EVN observations of 6.7 GHz methanol maser polarization in massive star-forming regions

Context. The role of magnetic fields in the formation of high-mass stars is still under debate, and recent measurements of their orientation and strength by using polarized maser emissions are contributing new insights. Masers polarization, in particular of the 6.7-GHz methanol masers, are one of the best probes of the magnetic field morphologies around massive protostars. Aims. Determining the magnetic field morphology around an increasing number of massive protostars at milliarcsecond resolution by observing 6.7-GHz methanol masers is crucial to better understand the role of magnetic fields in massive star formation. Methods.

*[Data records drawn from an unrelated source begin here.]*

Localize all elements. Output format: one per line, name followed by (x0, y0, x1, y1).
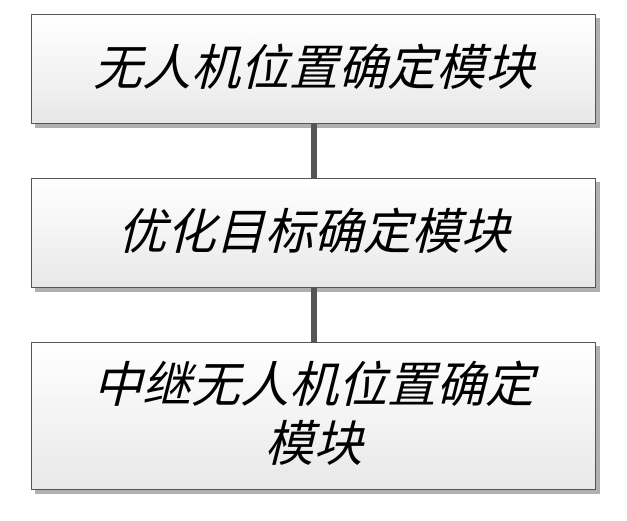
flowchart-node-relay-uav-position: 中继无人机位置确定 模块 (31, 342, 596, 490)
flowchart-connector-1 (311, 124, 317, 178)
flowchart-node-optimization-target: 优化目标确定模块 (31, 178, 596, 288)
node-label-line2: 模块 (93, 416, 534, 475)
node-label: 无人机位置确定模块 (93, 40, 534, 99)
node-label-line1: 中继无人机位置确定 (93, 357, 534, 416)
flowchart-connector-2 (311, 288, 317, 342)
flowchart-node-uav-position: 无人机位置确定模块 (31, 14, 596, 124)
flowchart-container: 无人机位置确定模块 优化目标确定模块 中继无人机位置确定 模块 (31, 14, 596, 490)
node-label-multiline: 中继无人机位置确定 模块 (93, 357, 534, 475)
node-label: 优化目标确定模块 (117, 204, 509, 263)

The First EVN Group consists of 4 massive star-forming complexes: W51, W48, IRAS 18556+0138, and W3(OH). These contain well-studied H II regions from some of which molecular bipolar outflows were also detected (W51-e2, G35.20-0.74N). Nine of the European VLBI Network (EVN) antennas were used to measure the linear polarization and Zeeman-splitting of the 6.7-GHz methanol masers in the star-forming regions of the First EVN Group. Results. We detected a total of 154 CH3OH masers, one third of these towards W3(OH). Fractional linear polarization (1.2-11.5%) was detected towards 55 CH3OH masers. The linear polarization vectors are well-ordered in all the massive star-forming regions. We measured significant Zeeman-splitting in 3 massive star-forming regions (W51, W48, and W3(OH)) revealing a range of separations -3.5 ms(-1) < Delta V-z < 3.8 ms(-1) with the smallest |Delta V-z| = 0.4 ms(-1). We were also able to compare our magnetic field results with those obtained from submillimeter wavelength dust observation in W51 and show that the magnetic field at low and high resolutions are in perfect agreement.